Even where the IHS is active, health service systems in general fail to meet
the wide-ranging needs of indigenous populations, especially in
remote and isolated regions of the United States. This includes rural,
“bush” Alaska, which is divided into 12 Native regions that
encompass several villages whose languages, dialects, and cultural connections
are only somewhat similar (Reimer, 1999). For example, ethnographic
studies in two Pacific Northwest Indian tribal communities document
the lack of trust between American Indians and the IHS. Many community
members felt they were not receiving appropriate care. Furthermore,
holistic education programs to address health needs across the
lifespan were considered lacking.

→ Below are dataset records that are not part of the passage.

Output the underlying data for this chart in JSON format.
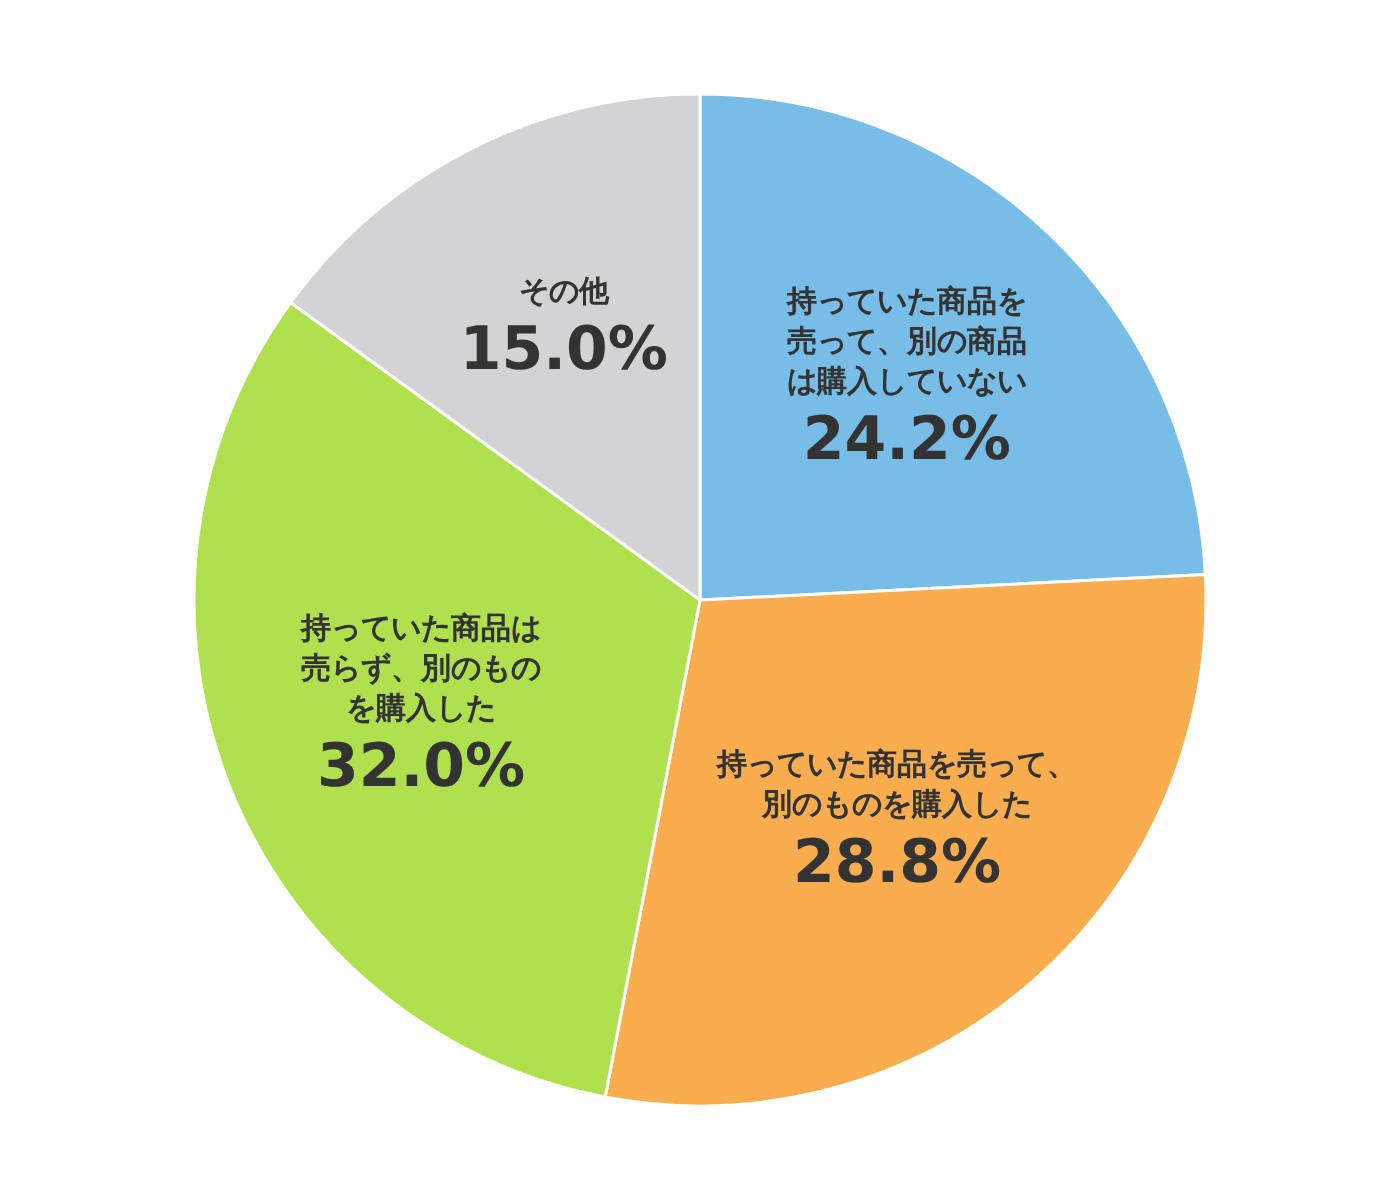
{
  "chart_data": {
    "type": "pie",
    "categories": [
      "持っていた商品を売って、別の商品は購入していない",
      "持っていた商品を売って、別のものを購入した",
      "持っていた商品は売らず、別のものを購入した",
      "その他"
    ],
    "values": [
      24.2,
      28.8,
      32.0,
      15.0
    ],
    "colors": [
      "#77bde8",
      "#f9ad4f",
      "#b0e04e",
      "#d3d2d4"
    ],
    "value_labels": [
      "24.2%",
      "28.8%",
      "32.0%",
      "15.0%"
    ]
  }
}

Overall, many community members reported
that they felt unheard and trapped in a system of care over which they
have no control (Strickland, 1999).
Today, the IHS remains the primary entity responsible for the mental health
care of American Indians and Alaska Natives. Until 1965, the delivery
of mental health services was sporadic. That year, the first Office
of Mental Health was opened on the Navajo Reservation. It remained severely
understaffed and underfunded until its dissolution in 1977. Legislation
to authorize comprehensive mental health services for tribes has
been enacted and amended several times, but Congress consistently failed
to appropriate funds for such initiatives (Nelson & Manson, 2000).
Financial inadequacies have resulted in four IHS service areas without
child or adolescent mental health professionals. Fragmented Federal,
State, tribal, private foundation, and national nonprofit attempts to
meet such obvious needs have led to isolation, difficult work conditions,
cultural differences, and high turnover rates that dilute efforts to
provide mental health services (Barlow & Walkup 1998; Novins, Fleming,
et al., 2000).
3 Minimum number of visits set by the Kaiser Commission
are at least one physician visit in the past year for children ages
0-5 and in the past two years for children ages 6-17 (as recommended
by the American Academy of Pediatrics in Pediatrics, 96,
712), and in the past year for adults in fair or poor health and in
the past two years for adults in good or excellent health (Kaiser Commission
on Medicaid and the Uninsured, 2000).